Sous l’impulsion des deux chefs d’État, entre mai et fin octobre 2025, les deux parties ont tenu cinq cycles de négociations à Genève, Londres, Stockholm, Madrid et Kuala Lumpur. Ces rencontres ont permis des échanges de vues francs, approfondis et constructifs sur des dossiers majeurs : les mesures américaines au titre de l’article 301 concernant les secteurs maritime, logistique et de la construction navale chinois, la prolongation de la suspension des « tarifs douaniers réciproques », les droits de douane liés au fentanyl et la coopération en matière d’application de la loi, le commerce de produits agricoles, TikTok ou encore les contrôles à l’exportation. Ces cycles ont abouti à une série de consensus et à des résultats positifs pour résoudre les questions en suspens.
Par ailleurs, les deux parties sont convenues de valoriser pleinement leur mécanisme de consultation économique et commerciale pour maintenir une communication étroite sur ces questions, afin de promouvoir un développement sain, stable et durable des relations bilatérales, au bénéfice des deux peuples et de la prospérité mondiale. Cela démontre clairement que la Chine et les États-Unis peuvent trouver des solutions par le dialogue et la consultation dans un rapport d’égalité.
Depuis les discussions de Kuala Lumpur, les deux parties ont maintenu une communication fluide à différents niveaux, échangeant en temps utile sur la mise en œuvre des accords conclus par les deux chefs d’État à Busan, la concrétisation des résultats des négociations de Kuala Lumpur et la prise en compte de leurs préoccupations économiques et commerciales respectives.

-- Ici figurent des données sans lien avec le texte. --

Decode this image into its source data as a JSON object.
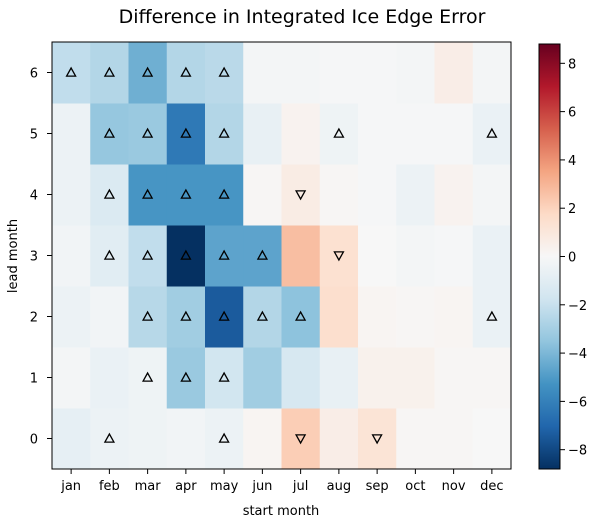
{
  "chart_data": {
    "type": "heatmap",
    "title": "Difference in Integrated Ice Edge Error",
    "xlabel": "start month",
    "ylabel": "lead month",
    "x_categories": [
      "jan",
      "feb",
      "mar",
      "apr",
      "may",
      "jun",
      "jul",
      "aug",
      "sep",
      "oct",
      "nov",
      "dec"
    ],
    "y_categories": [
      "0",
      "1",
      "2",
      "3",
      "4",
      "5",
      "6"
    ],
    "values": {
      "0": [
        -0.8,
        -0.5,
        -0.4,
        -0.3,
        -0.5,
        0.2,
        2.2,
        0.6,
        1.2,
        0.1,
        0.1,
        0.0
      ],
      "1": [
        -0.2,
        -0.6,
        -0.4,
        -3.3,
        -1.7,
        -3.1,
        -1.5,
        -0.7,
        0.4,
        0.4,
        0.1,
        0.1
      ],
      "2": [
        -0.5,
        -0.3,
        -2.5,
        -3.1,
        -7.4,
        -2.6,
        -3.6,
        1.5,
        0.2,
        0.1,
        0.2,
        -0.6
      ],
      "3": [
        -0.3,
        -1.0,
        -2.2,
        -8.9,
        -4.7,
        -4.7,
        2.7,
        1.4,
        0.0,
        -0.2,
        -0.1,
        -0.6
      ],
      "4": [
        -0.5,
        -1.3,
        -5.2,
        -5.2,
        -5.2,
        0.1,
        0.7,
        0.1,
        -0.1,
        -0.5,
        0.3,
        -0.2
      ],
      "5": [
        -0.5,
        -3.4,
        -3.3,
        -6.3,
        -2.6,
        -0.7,
        0.3,
        -0.4,
        -0.1,
        -0.1,
        -0.1,
        -0.6
      ],
      "6": [
        -2.2,
        -2.6,
        -4.3,
        -2.6,
        -2.4,
        -0.2,
        -0.2,
        -0.1,
        -0.1,
        -0.2,
        0.6,
        -0.2
      ]
    },
    "markers": [
      {
        "x": "jan",
        "y": "6",
        "dir": "up"
      },
      {
        "x": "feb",
        "y": "6",
        "dir": "up"
      },
      {
        "x": "mar",
        "y": "6",
        "dir": "up"
      },
      {
        "x": "apr",
        "y": "6",
        "dir": "up"
      },
      {
        "x": "may",
        "y": "6",
        "dir": "up"
      },
      {
        "x": "feb",
        "y": "5",
        "dir": "up"
      },
      {
        "x": "mar",
        "y": "5",
        "dir": "up"
      },
      {
        "x": "apr",
        "y": "5",
        "dir": "up"
      },
      {
        "x": "may",
        "y": "5",
        "dir": "up"
      },
      {
        "x": "aug",
        "y": "5",
        "dir": "up"
      },
      {
        "x": "dec",
        "y": "5",
        "dir": "up"
      },
      {
        "x": "feb",
        "y": "4",
        "dir": "up"
      },
      {
        "x": "mar",
        "y": "4",
        "dir": "up"
      },
      {
        "x": "apr",
        "y": "4",
        "dir": "up"
      },
      {
        "x": "may",
        "y": "4",
        "dir": "up"
      },
      {
        "x": "jul",
        "y": "4",
        "dir": "down"
      },
      {
        "x": "feb",
        "y": "3",
        "dir": "up"
      },
      {
        "x": "mar",
        "y": "3",
        "dir": "up"
      },
      {
        "x": "apr",
        "y": "3",
        "dir": "up"
      },
      {
        "x": "may",
        "y": "3",
        "dir": "up"
      },
      {
        "x": "jun",
        "y": "3",
        "dir": "up"
      },
      {
        "x": "aug",
        "y": "3",
        "dir": "down"
      },
      {
        "x": "mar",
        "y": "2",
        "dir": "up"
      },
      {
        "x": "apr",
        "y": "2",
        "dir": "up"
      },
      {
        "x": "may",
        "y": "2",
        "dir": "up"
      },
      {
        "x": "jun",
        "y": "2",
        "dir": "up"
      },
      {
        "x": "jul",
        "y": "2",
        "dir": "up"
      },
      {
        "x": "dec",
        "y": "2",
        "dir": "up"
      },
      {
        "x": "mar",
        "y": "1",
        "dir": "up"
      },
      {
        "x": "apr",
        "y": "1",
        "dir": "up"
      },
      {
        "x": "may",
        "y": "1",
        "dir": "up"
      },
      {
        "x": "feb",
        "y": "0",
        "dir": "up"
      },
      {
        "x": "may",
        "y": "0",
        "dir": "up"
      },
      {
        "x": "jul",
        "y": "0",
        "dir": "down"
      },
      {
        "x": "sep",
        "y": "0",
        "dir": "down"
      }
    ],
    "colorbar": {
      "colormap": "RdBu_r",
      "range": [
        -8.8,
        8.8
      ],
      "ticks": [
        -8,
        -6,
        -4,
        -2,
        0,
        2,
        4,
        6,
        8
      ]
    },
    "grid": false
  }
}
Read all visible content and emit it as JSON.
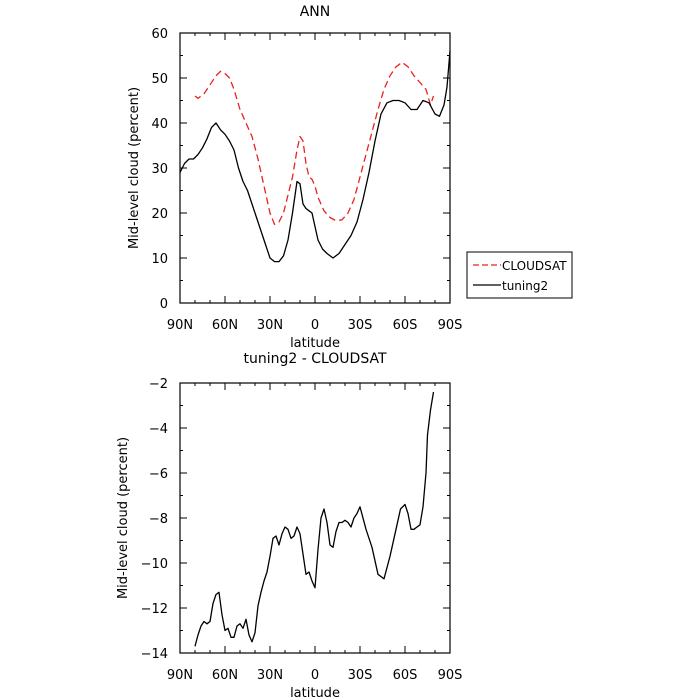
{
  "chart_data": [
    {
      "type": "line",
      "title": "ANN",
      "xlabel": "latitude",
      "ylabel": "Mid-level cloud (percent)",
      "xlim": [
        90,
        -90
      ],
      "ylim": [
        0,
        60
      ],
      "x_ticks": [
        90,
        60,
        30,
        0,
        -30,
        -60,
        -90
      ],
      "x_tick_labels": [
        "90N",
        "60N",
        "30N",
        "0",
        "30S",
        "60S",
        "90S"
      ],
      "y_ticks": [
        0,
        10,
        20,
        30,
        40,
        50,
        60
      ],
      "y_tick_labels": [
        "0",
        "10",
        "20",
        "30",
        "40",
        "50",
        "60"
      ],
      "grid": false,
      "legend": {
        "placement": "right",
        "entries": [
          {
            "label": "CLOUDSAT",
            "color": "#e8231f",
            "style": "dashed"
          },
          {
            "label": "tuning2",
            "color": "#000000",
            "style": "solid"
          }
        ]
      },
      "series": [
        {
          "name": "CLOUDSAT",
          "color": "#e8231f",
          "style": "dashed",
          "x": [
            80,
            78,
            74,
            70,
            66,
            63,
            60,
            57,
            54,
            50,
            46,
            42,
            38,
            34,
            30,
            27,
            24,
            21,
            18,
            15,
            12,
            10,
            8,
            6,
            4,
            2,
            0,
            -2,
            -6,
            -10,
            -14,
            -18,
            -22,
            -26,
            -30,
            -34,
            -38,
            -42,
            -46,
            -50,
            -54,
            -58,
            -62,
            -66,
            -70,
            -74,
            -77,
            -79
          ],
          "y": [
            46,
            45.5,
            46.5,
            48.5,
            50.5,
            51.5,
            51,
            50,
            47.5,
            43,
            40,
            37,
            32,
            26,
            20,
            17.5,
            18,
            20,
            24,
            28,
            34,
            37,
            36,
            31,
            28,
            27.5,
            26,
            23.5,
            20.5,
            19,
            18.3,
            18.5,
            20,
            23,
            28,
            33,
            38,
            43,
            47.5,
            50.5,
            52.5,
            53.5,
            52.5,
            50.5,
            49,
            47.5,
            44,
            46
          ]
        },
        {
          "name": "tuning2",
          "color": "#000000",
          "style": "solid",
          "x": [
            90,
            87,
            84,
            81,
            78,
            75,
            72,
            69,
            66,
            63,
            60,
            57,
            54,
            51,
            48,
            45,
            42,
            39,
            36,
            33,
            30,
            27,
            24,
            21,
            18,
            15,
            12,
            10,
            8,
            6,
            4,
            2,
            0,
            -2,
            -5,
            -8,
            -12,
            -16,
            -20,
            -24,
            -28,
            -32,
            -36,
            -40,
            -44,
            -48,
            -52,
            -56,
            -60,
            -64,
            -68,
            -72,
            -76,
            -80,
            -83,
            -86,
            -88,
            -90
          ],
          "y": [
            29,
            31,
            32,
            32,
            33,
            34.5,
            36.5,
            39,
            40,
            38.5,
            37.5,
            36,
            34,
            30,
            27,
            25,
            22,
            19,
            16,
            13,
            10,
            9.2,
            9.2,
            10.5,
            14,
            20,
            27,
            26.5,
            22,
            21,
            20.5,
            20,
            17,
            14,
            12,
            11,
            10,
            11,
            13,
            15,
            18,
            23,
            29,
            36,
            42,
            44.5,
            45,
            45,
            44.5,
            43,
            43,
            45,
            44.5,
            42,
            41.5,
            44,
            48,
            56
          ]
        }
      ]
    },
    {
      "type": "line",
      "title": "tuning2 - CLOUDSAT",
      "xlabel": "latitude",
      "ylabel": "Mid-level cloud (percent)",
      "xlim": [
        90,
        -90
      ],
      "ylim": [
        -14,
        -2
      ],
      "x_ticks": [
        90,
        60,
        30,
        0,
        -30,
        -60,
        -90
      ],
      "x_tick_labels": [
        "90N",
        "60N",
        "30N",
        "0",
        "30S",
        "60S",
        "90S"
      ],
      "y_ticks": [
        -14,
        -12,
        -10,
        -8,
        -6,
        -4,
        -2
      ],
      "y_tick_labels": [
        "−14",
        "−12",
        "−10",
        "−8",
        "−6",
        "−4",
        "−2"
      ],
      "grid": false,
      "series": [
        {
          "color": "#000000",
          "style": "solid",
          "x": [
            80,
            78,
            76,
            74,
            72,
            70,
            68,
            66,
            64,
            62,
            60,
            58,
            56,
            54,
            52,
            50,
            48,
            46,
            44,
            42,
            40,
            38,
            36,
            34,
            32,
            30,
            28,
            26,
            24,
            22,
            20,
            18,
            16,
            14,
            12,
            10,
            8,
            6,
            4,
            2,
            0,
            -2,
            -4,
            -6,
            -8,
            -10,
            -12,
            -14,
            -16,
            -18,
            -20,
            -22,
            -24,
            -26,
            -28,
            -30,
            -34,
            -38,
            -42,
            -46,
            -50,
            -54,
            -57,
            -60,
            -62,
            -64,
            -66,
            -68,
            -70,
            -72,
            -74,
            -75,
            -77,
            -79
          ],
          "y": [
            -13.7,
            -13.2,
            -12.8,
            -12.6,
            -12.7,
            -12.6,
            -11.8,
            -11.4,
            -11.3,
            -12.3,
            -13,
            -12.9,
            -13.3,
            -13.3,
            -12.8,
            -12.7,
            -12.9,
            -12.5,
            -13.2,
            -13.5,
            -13.1,
            -11.9,
            -11.3,
            -10.8,
            -10.4,
            -9.7,
            -8.9,
            -8.8,
            -9.2,
            -8.7,
            -8.4,
            -8.5,
            -8.9,
            -8.8,
            -8.4,
            -8.7,
            -9.6,
            -10.5,
            -10.4,
            -10.8,
            -11.1,
            -9.4,
            -8,
            -7.6,
            -8.2,
            -9.2,
            -9.3,
            -8.6,
            -8.2,
            -8.2,
            -8.1,
            -8.2,
            -8.4,
            -8,
            -7.8,
            -7.5,
            -8.5,
            -9.3,
            -10.5,
            -10.7,
            -9.7,
            -8.5,
            -7.6,
            -7.4,
            -7.8,
            -8.5,
            -8.5,
            -8.4,
            -8.3,
            -7.5,
            -6,
            -4.3,
            -3.2,
            -2.4
          ]
        }
      ]
    }
  ]
}
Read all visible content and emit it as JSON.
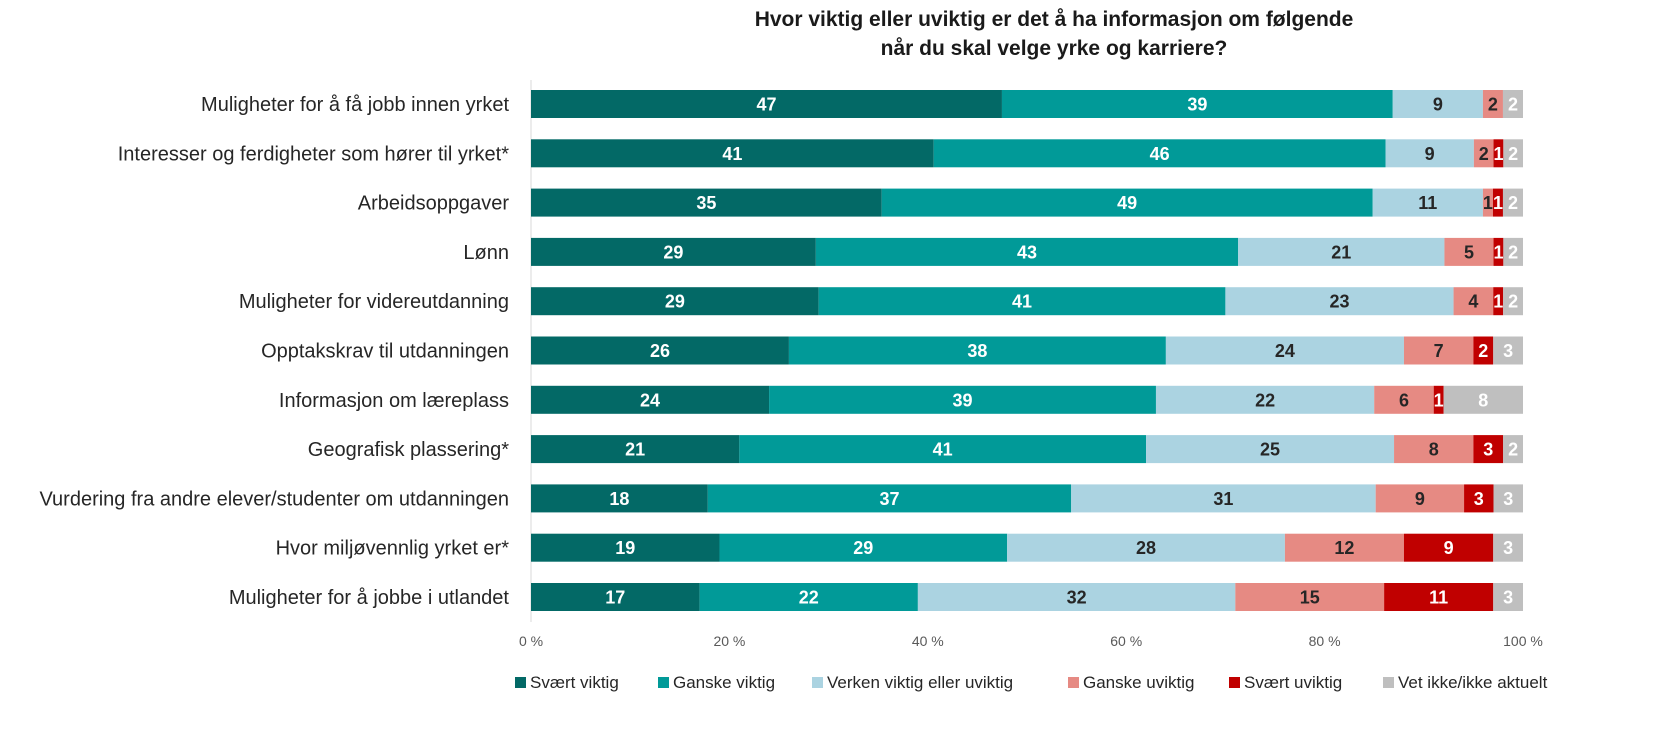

Il convient néanmoins de noter certains développements récents. En février, l’administration américaine a annoncé des droits de douane supplémentaires sur les marchandises en provenance de tous les pays. Par ailleurs, Washington a récemment lancé de nouvelles enquêtes au titre de l’article 301, invoquant « une surcapacité et une surproduction dans les secteurs manufacturiers », ainsi que « l’absence d’interdiction effective d’importer des marchandises produites par le travail forcé ». Ces enquêtes visent respectivement 16 et 60 économies, dont la Chine, ce qui accroît encore l’incertitude dans le commerce mondial.
Évidemment, les divergences structurelles profondément ancrées dans les relations économiques et commerciales sino-américaines ne se résoudront pas du jour au lendemain. Cependant, face aux frictions, les deux parties devraient respecter les principes de respect mutuel, de coexistence pacifique et de coopération mutuellement bénéfique, mener un dialogue équitable et trouver des moyens de répondre de manière appropriée aux préoccupations de chacun.
L’essence des relations économiques et commerciales sino-américaines réside dans le bénéfice mutuel et les résultats gagnant-gagnant. Les deux pays ont tout à gagner à coopérer et tout à perdre à s’affronter. Ils partagent de nombreux intérêts communs et disposent d’un vaste champ de coopération. Leurs relations présentent une complémentarité certaine dans le domaine économique et commercial.
Un enseignement tiré des fluctuations des relations économiques et commerciales sino-américaines s’impose : les liens commerciaux doivent continuer à servir de stabilisateur et de moteur dans la relation bilatérale, et non d’obstacle ou de source de tensions. Les deux parties doivent voir grand, penser davantage aux intérêts à long terme de la coopération et éviter de tomber dans un cercle vicieux de représailles mutuelles.
Ce nouveau cycle de négociations représente à la fois une opportunité et un test. En mettant l’accent sur la coopération à long terme et le respect mutuel, les deux parties peuvent réduire la liste des contentieux et allonger celle des coopérations, pour progresser au bénéfice de leurs pays et de l’économie mondiale.
Dans un monde marqué par des incertitudes croissantes, des relations économiques et commerciales saines, stables et durables profiteront non seulement aux deux pays, mais apporteront également la stabilité et la confiance nécessaires à l’économie mondiale.